I went on the forums for dynDNS.com, explaining that i was setting up a network that includes a web server and a mail server. They rightly pointed out that i only needed to set up a DNS A record for webserver.dyndns.org. The mail server would be located by this DNS A record, as both machines share the same external I.P address(the external I.P of my ADSL router). So my mail addresses could be me@webserver.dyndns.org. So both machines would be reachable with the same DNS A record, and port-forwarding on my ADSL router would determine which host got which requests. That's what they said i should do for my scenario.

Bearing this in mind what should the values of $myhostname, $mydomain, $mydestination and $myorigin be?

My current thoughts, on the simplest way to do this, are:If $myhostname is mailserver.webserver.dyndns.org, then $myorigin can be webserver.dyndns.org, then $mydomain is webserver.dyndns.org and $mydestination has it's DEFAULT setting(mydestination = $myhostname localhost.$mydomain localhost).

This the simplest workable approach right?, if not what are the best values for these parameters?. 

Also I have /var on it's own partition.
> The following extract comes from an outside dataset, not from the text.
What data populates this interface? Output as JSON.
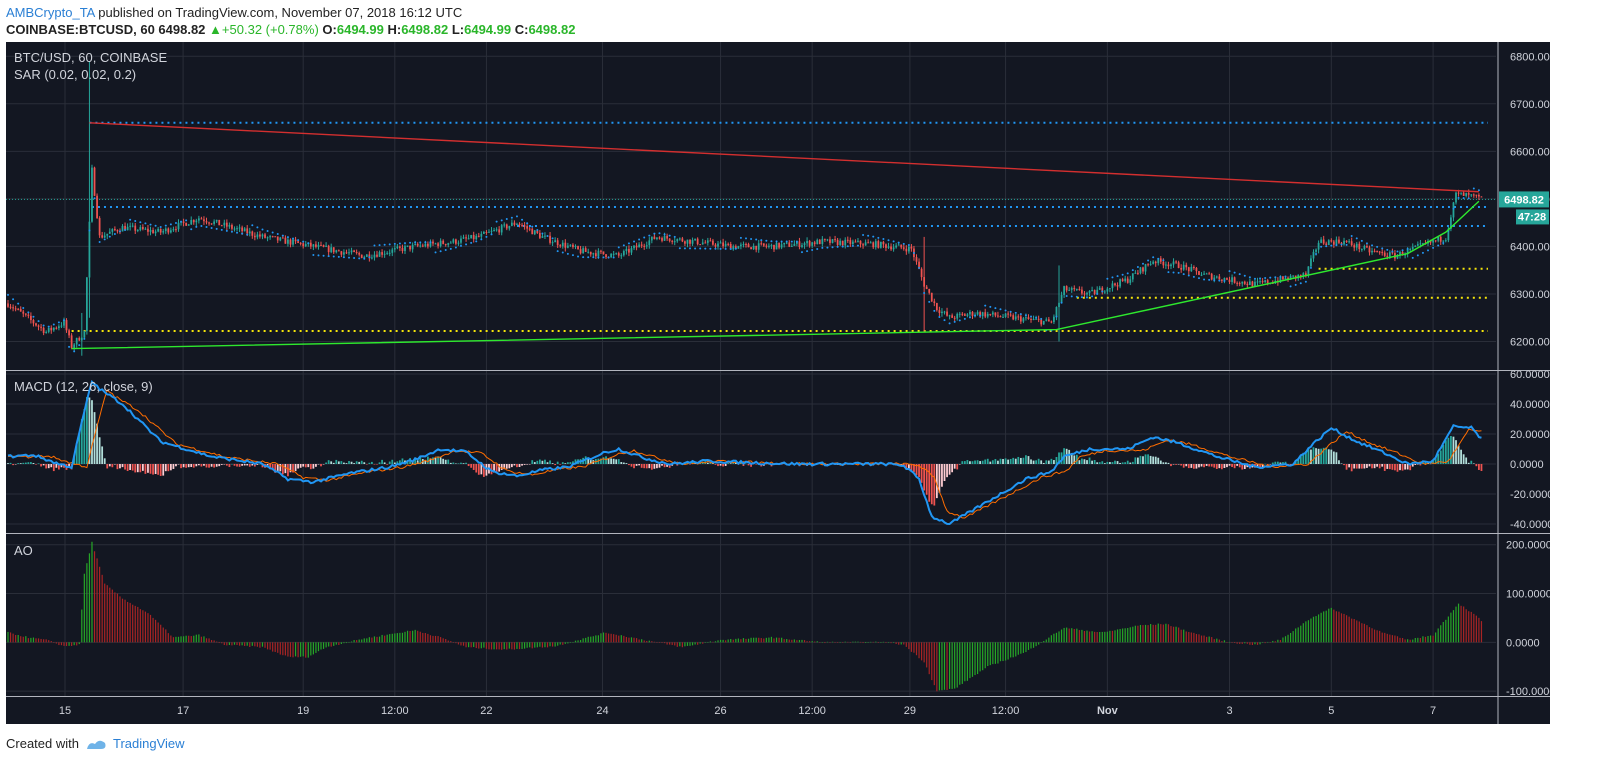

Should i direct mail, in /etc/alises, sent to root to my normal local user or will /var end up getting filled up with mail, if i do that? 

Just wanted to check before implementing my mail server!. Thank you very much for any replies.

----------

## KWhat

myhostname = <internal ip of the server>  # this will be what ever fully qualified domain you use in your hosts file for the local machine.  I generally point this to the ip that postfix has bound to in my hosts file.  Ex:  192.168.0.100  myserver.webserver.dyndns.org

mydomain =webserver.dyndns.org

#I dont set myorigin so what ever it defaults to.

#myorigin = $mydomain

#this should work fine.

mydestination = $myhostname, localhost.$mydomain, localhost, $mydomain

This works fine for my ddns service however I am using a non free domain.   Hope that helps.

----------